Commentaire à part : ton chandail WordPress est so geek et so cool… où l’as-tu eu? 😛
J’ai rédigé, sur mon blogue, une note en réponse à celle-ci : http://is.gd/3tLvu ou http://ufy.me/52ee
«Membre du club des pas pire bien cités…», tu as bien fait de te servir de ton blogue pour nuancer toi aussi. Heureusement qu’on peut disposer de cet outil. J’ai bien aimé l’article dans lequel tu prends «le plancher» Félix. Le passage «Le professeur a été surpris que mon travail scolaire soit une simple adresse Internet» est à la fois très porteur et lourd de sens. Il faudra que je développe sur cette idée qu’en devenant générateur de contenus sur le Web, vous participez de façon assez inusité à construire vos apprentissages tout en contribuant à l’avancement des connaissances de notre société. Dans le dossier «Daniel Leblanc», entre autres, tu es un exemple de cette jeunesse qui élargit nos horizons. Bravo pour ton témoignage…
Mon chandail WP? Tu te souviens du WordCampMontréal auquel j’ai participé cet été? Les organisateurs en remettaient un à chaque participant…
Au tour de Sylvain de donner dans la nuance…
Monsieur Mario,
Plus on a de l’expérience avec les médias, plus on est conscient des limites de celui-ci. La seule chose qui m’embête dans ce texte est qu’il pourrait peut-être se retrouver dans les pages du Journal de Montréal. Vous saurez me le dire. Sinon, il serait intéressant, pour le lecteur non Québécois que je suis, de mettre en lien l’ensemble des textes auxquels vous vous rapportez.
Par rapport à votre billet, j’ajouterais un commentaire qui va vous ravir: une certaine bureaucratie de la part des commissions scolaires. Je comprends que celles-ci doivent jouer un rôle de régulateur et s’assurer d’éventuels dérapages, mais elles imposent souvent, par le biais des services informatiques, une lourdeur lorsqu’on veut aller de l’avant avec une démarche novatrice.
Elles édictent des normes générales qui ne s’adaptent pas toujours aux cas particuliers. Un exemple particulier: le réseau du personnel de ma CS est en PC, celui des élèves de plus en plus en Mac.
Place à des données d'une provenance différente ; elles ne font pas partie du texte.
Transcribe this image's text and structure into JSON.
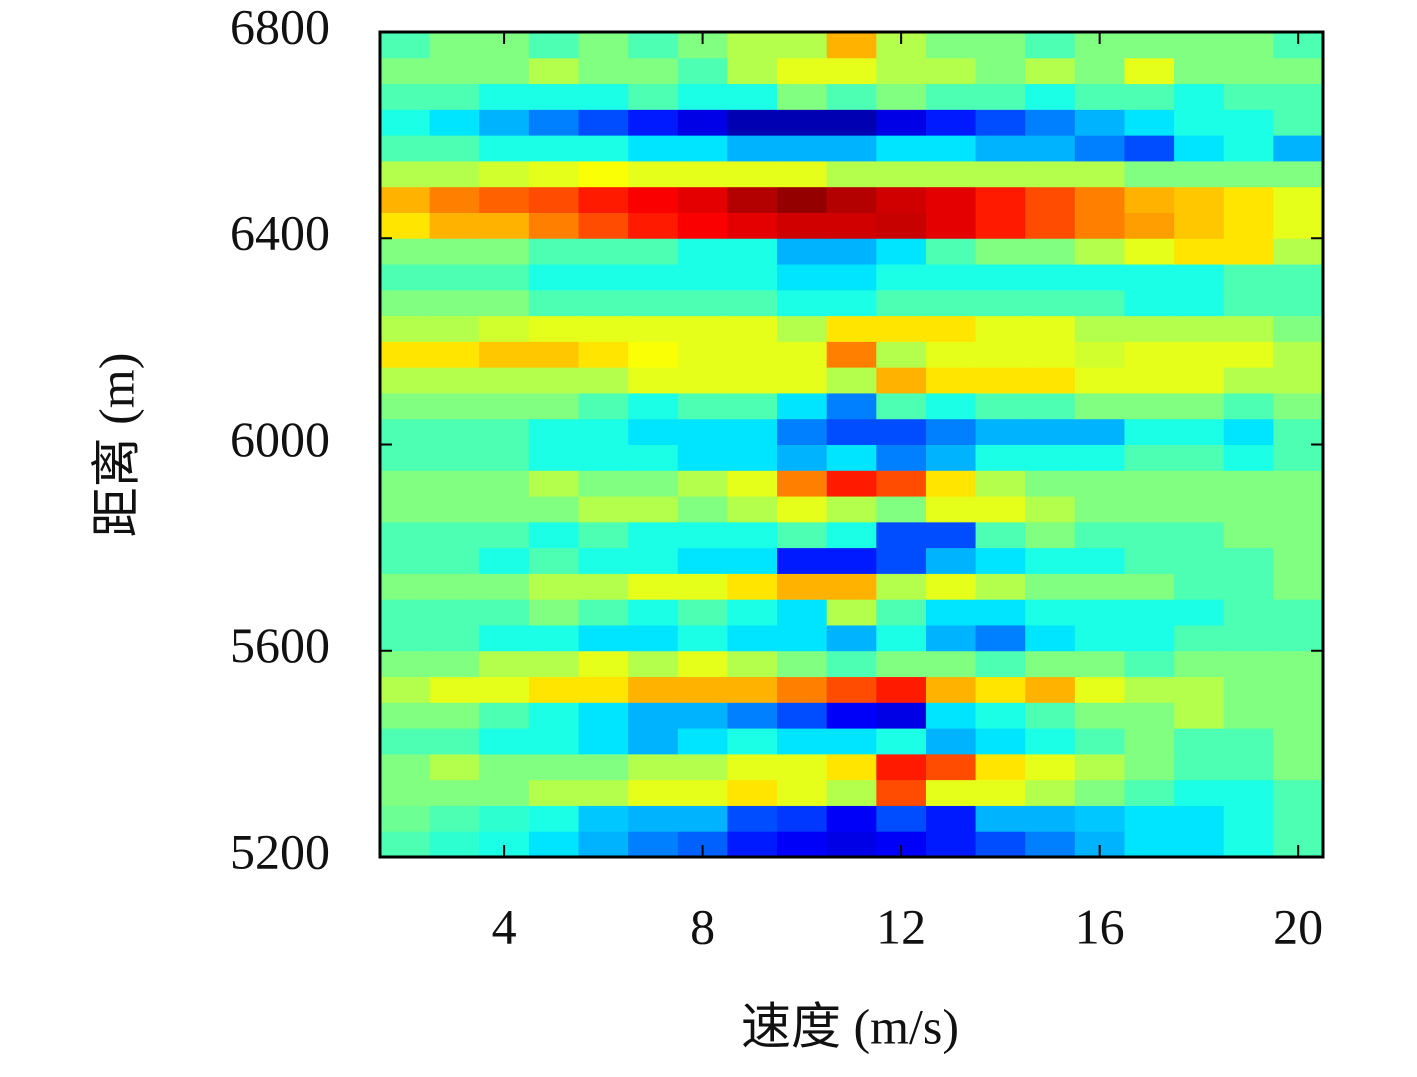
{
  "chart_data": {
    "type": "heatmap",
    "xlabel": "速度 (m/s)",
    "ylabel": "距离 (m)",
    "colormap": "jet",
    "vlim": [
      0,
      1
    ],
    "xlim": [
      1.5,
      20.5
    ],
    "ylim": [
      5200,
      6800
    ],
    "xticks": [
      4,
      8,
      12,
      16,
      20
    ],
    "yticks": [
      5200,
      5600,
      6000,
      6400,
      6800
    ],
    "x": [
      2,
      3,
      4,
      5,
      6,
      7,
      8,
      9,
      10,
      11,
      12,
      13,
      14,
      15,
      16,
      17,
      18,
      19,
      20
    ],
    "y": [
      5225,
      5275,
      5325,
      5375,
      5425,
      5475,
      5525,
      5575,
      5625,
      5675,
      5725,
      5775,
      5825,
      5875,
      5925,
      5975,
      6025,
      6075,
      6125,
      6175,
      6225,
      6275,
      6325,
      6375,
      6425,
      6475,
      6525,
      6575,
      6625,
      6675,
      6725,
      6775
    ],
    "z": [
      [
        0.45,
        0.42,
        0.4,
        0.35,
        0.3,
        0.25,
        0.22,
        0.15,
        0.12,
        0.1,
        0.12,
        0.15,
        0.2,
        0.25,
        0.3,
        0.35,
        0.35,
        0.4,
        0.45
      ],
      [
        0.48,
        0.45,
        0.42,
        0.4,
        0.32,
        0.3,
        0.3,
        0.2,
        0.18,
        0.12,
        0.2,
        0.15,
        0.3,
        0.3,
        0.32,
        0.35,
        0.35,
        0.4,
        0.45
      ],
      [
        0.5,
        0.5,
        0.5,
        0.55,
        0.55,
        0.6,
        0.6,
        0.65,
        0.6,
        0.55,
        0.8,
        0.6,
        0.6,
        0.55,
        0.5,
        0.45,
        0.4,
        0.4,
        0.45
      ],
      [
        0.5,
        0.55,
        0.5,
        0.5,
        0.5,
        0.55,
        0.55,
        0.6,
        0.6,
        0.65,
        0.85,
        0.8,
        0.65,
        0.6,
        0.55,
        0.5,
        0.45,
        0.45,
        0.5
      ],
      [
        0.45,
        0.45,
        0.4,
        0.4,
        0.35,
        0.3,
        0.35,
        0.4,
        0.35,
        0.35,
        0.4,
        0.3,
        0.35,
        0.4,
        0.45,
        0.5,
        0.45,
        0.45,
        0.5
      ],
      [
        0.5,
        0.5,
        0.45,
        0.4,
        0.35,
        0.3,
        0.3,
        0.25,
        0.2,
        0.12,
        0.1,
        0.35,
        0.4,
        0.45,
        0.5,
        0.5,
        0.55,
        0.5,
        0.5
      ],
      [
        0.55,
        0.6,
        0.6,
        0.65,
        0.65,
        0.7,
        0.7,
        0.7,
        0.75,
        0.8,
        0.85,
        0.7,
        0.65,
        0.7,
        0.6,
        0.55,
        0.55,
        0.5,
        0.5
      ],
      [
        0.5,
        0.5,
        0.55,
        0.55,
        0.6,
        0.55,
        0.6,
        0.55,
        0.5,
        0.45,
        0.5,
        0.5,
        0.45,
        0.5,
        0.5,
        0.45,
        0.5,
        0.5,
        0.5
      ],
      [
        0.45,
        0.45,
        0.4,
        0.4,
        0.35,
        0.35,
        0.4,
        0.35,
        0.35,
        0.3,
        0.4,
        0.3,
        0.25,
        0.35,
        0.4,
        0.4,
        0.45,
        0.45,
        0.45
      ],
      [
        0.45,
        0.45,
        0.45,
        0.5,
        0.45,
        0.4,
        0.45,
        0.4,
        0.35,
        0.55,
        0.45,
        0.35,
        0.35,
        0.4,
        0.4,
        0.4,
        0.4,
        0.45,
        0.45
      ],
      [
        0.5,
        0.5,
        0.5,
        0.55,
        0.55,
        0.6,
        0.6,
        0.65,
        0.7,
        0.7,
        0.55,
        0.6,
        0.55,
        0.5,
        0.5,
        0.5,
        0.45,
        0.45,
        0.5
      ],
      [
        0.45,
        0.45,
        0.4,
        0.45,
        0.4,
        0.4,
        0.35,
        0.35,
        0.15,
        0.15,
        0.2,
        0.3,
        0.35,
        0.4,
        0.4,
        0.45,
        0.45,
        0.45,
        0.5
      ],
      [
        0.45,
        0.45,
        0.45,
        0.4,
        0.45,
        0.4,
        0.4,
        0.4,
        0.45,
        0.4,
        0.2,
        0.2,
        0.45,
        0.5,
        0.45,
        0.45,
        0.45,
        0.5,
        0.5
      ],
      [
        0.5,
        0.5,
        0.5,
        0.5,
        0.55,
        0.55,
        0.5,
        0.55,
        0.6,
        0.55,
        0.5,
        0.6,
        0.6,
        0.55,
        0.5,
        0.5,
        0.5,
        0.5,
        0.5
      ],
      [
        0.5,
        0.5,
        0.5,
        0.55,
        0.5,
        0.5,
        0.55,
        0.6,
        0.75,
        0.85,
        0.8,
        0.65,
        0.55,
        0.5,
        0.5,
        0.5,
        0.5,
        0.5,
        0.5
      ],
      [
        0.45,
        0.45,
        0.45,
        0.4,
        0.4,
        0.4,
        0.35,
        0.35,
        0.3,
        0.35,
        0.25,
        0.3,
        0.4,
        0.4,
        0.4,
        0.45,
        0.45,
        0.4,
        0.45
      ],
      [
        0.45,
        0.45,
        0.45,
        0.4,
        0.4,
        0.35,
        0.35,
        0.35,
        0.25,
        0.2,
        0.2,
        0.25,
        0.3,
        0.3,
        0.3,
        0.4,
        0.4,
        0.35,
        0.45
      ],
      [
        0.5,
        0.5,
        0.5,
        0.5,
        0.45,
        0.4,
        0.45,
        0.45,
        0.35,
        0.25,
        0.45,
        0.4,
        0.45,
        0.45,
        0.5,
        0.5,
        0.5,
        0.45,
        0.5
      ],
      [
        0.55,
        0.55,
        0.55,
        0.55,
        0.55,
        0.6,
        0.6,
        0.6,
        0.6,
        0.55,
        0.7,
        0.65,
        0.65,
        0.65,
        0.6,
        0.6,
        0.6,
        0.55,
        0.55
      ],
      [
        0.65,
        0.65,
        0.68,
        0.68,
        0.65,
        0.62,
        0.6,
        0.6,
        0.6,
        0.75,
        0.55,
        0.6,
        0.6,
        0.6,
        0.58,
        0.6,
        0.6,
        0.6,
        0.55
      ],
      [
        0.55,
        0.55,
        0.58,
        0.6,
        0.6,
        0.6,
        0.6,
        0.6,
        0.55,
        0.65,
        0.65,
        0.65,
        0.6,
        0.6,
        0.55,
        0.55,
        0.55,
        0.55,
        0.5
      ],
      [
        0.5,
        0.5,
        0.5,
        0.45,
        0.45,
        0.45,
        0.45,
        0.45,
        0.4,
        0.4,
        0.45,
        0.45,
        0.45,
        0.45,
        0.45,
        0.4,
        0.4,
        0.45,
        0.45
      ],
      [
        0.45,
        0.45,
        0.45,
        0.4,
        0.4,
        0.4,
        0.4,
        0.4,
        0.35,
        0.35,
        0.4,
        0.4,
        0.4,
        0.4,
        0.4,
        0.4,
        0.4,
        0.45,
        0.45
      ],
      [
        0.5,
        0.5,
        0.5,
        0.45,
        0.45,
        0.45,
        0.4,
        0.4,
        0.3,
        0.3,
        0.35,
        0.45,
        0.5,
        0.5,
        0.55,
        0.6,
        0.65,
        0.65,
        0.55
      ],
      [
        0.65,
        0.7,
        0.7,
        0.75,
        0.8,
        0.85,
        0.88,
        0.9,
        0.92,
        0.92,
        0.93,
        0.9,
        0.85,
        0.8,
        0.75,
        0.72,
        0.68,
        0.65,
        0.6
      ],
      [
        0.7,
        0.75,
        0.78,
        0.8,
        0.85,
        0.88,
        0.9,
        0.95,
        0.98,
        0.95,
        0.92,
        0.9,
        0.85,
        0.8,
        0.75,
        0.7,
        0.68,
        0.65,
        0.6
      ],
      [
        0.55,
        0.55,
        0.58,
        0.6,
        0.62,
        0.6,
        0.6,
        0.6,
        0.6,
        0.55,
        0.55,
        0.55,
        0.55,
        0.55,
        0.55,
        0.5,
        0.5,
        0.5,
        0.5
      ],
      [
        0.45,
        0.45,
        0.4,
        0.4,
        0.4,
        0.35,
        0.35,
        0.3,
        0.3,
        0.3,
        0.35,
        0.35,
        0.3,
        0.3,
        0.25,
        0.2,
        0.35,
        0.4,
        0.3
      ],
      [
        0.4,
        0.35,
        0.3,
        0.25,
        0.2,
        0.15,
        0.1,
        0.05,
        0.05,
        0.05,
        0.1,
        0.15,
        0.2,
        0.25,
        0.3,
        0.35,
        0.4,
        0.4,
        0.45
      ],
      [
        0.45,
        0.45,
        0.4,
        0.4,
        0.4,
        0.45,
        0.4,
        0.4,
        0.5,
        0.45,
        0.5,
        0.45,
        0.45,
        0.4,
        0.45,
        0.45,
        0.4,
        0.45,
        0.45
      ],
      [
        0.5,
        0.5,
        0.5,
        0.55,
        0.5,
        0.5,
        0.45,
        0.55,
        0.6,
        0.6,
        0.55,
        0.55,
        0.5,
        0.55,
        0.5,
        0.6,
        0.5,
        0.5,
        0.5
      ],
      [
        0.45,
        0.5,
        0.5,
        0.45,
        0.5,
        0.45,
        0.5,
        0.55,
        0.55,
        0.7,
        0.55,
        0.5,
        0.5,
        0.45,
        0.5,
        0.5,
        0.5,
        0.5,
        0.45
      ]
    ]
  }
}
Belles chicanes de techniciens et de philosophie… Quand je pense que j’ai débuté ma carrière avec un MacPlus que j’ai dû remplacer par un PC, je rage encore…
Également, notre CS a créé un bureau virtuel d’accès et des adresses personnelles pour les élèves. Or, ce sytème me semble parfois bien lourd et peu branché sur la réalité des gamins.
Je ne dis pas que c’est l’enfer. Mon école commence à prendre un virage NTIC très intéressant, mais il y a peut-être des dos d’âne inutiles sur le chemin.
Je suis ravi M. Luc 😉
« Je suis de ceux qui croient que les profs «ont le devoir d’intéresser les élèves» »
Il est là le drame principal, selon moi. Plusieurs jeunes enseignants croient à tort que les étudiants s’intéressent d’eux-mêmes à la matière enseignée et qu’ils désirent tellement réussir qu’ils devraient fournir tous les efforts possibles pour s’intéresser à la matière. Les enseignants, eux, n’ont qu’à enseigner une matière qu’ils aiment et les étudiants vont suivre.
Lorsque les jeunes enseignants se rendent compte que les étudiants ne suivent pas d’emblée, qu’ils ne s’intéressent pas au cours, ils démissionnent et se cantonnent dans une position de repli. « Les étudiants sont des imbéciles, ils ne comprennent rien, ils ne fournissent aucun effort, ils devraient murir ailleurs qu’à l’école, etc. » Ce sont des propos souvent entendus, malheureusement, de la part de jeunes enseignants. Le pire, c’est que ces jeunes enseignants deviennent de vieux enseignants qui font leur temps pendant 30 ans, souvent…
C’est cela qui fait mal au système d’éducation, selon moi. Les enseignants qui n’ont pas la vocation, ni d’amour pour les jeunes, ni d’emballement pour le métier. Ils débitent leur matière sans entrain pendant des décennies…
Excusez-moi pour mon emballement à dénoncer ce que je constate trop souvent dans mon métier.
C’est un très long texte, mais j’ai réussi à tout lire.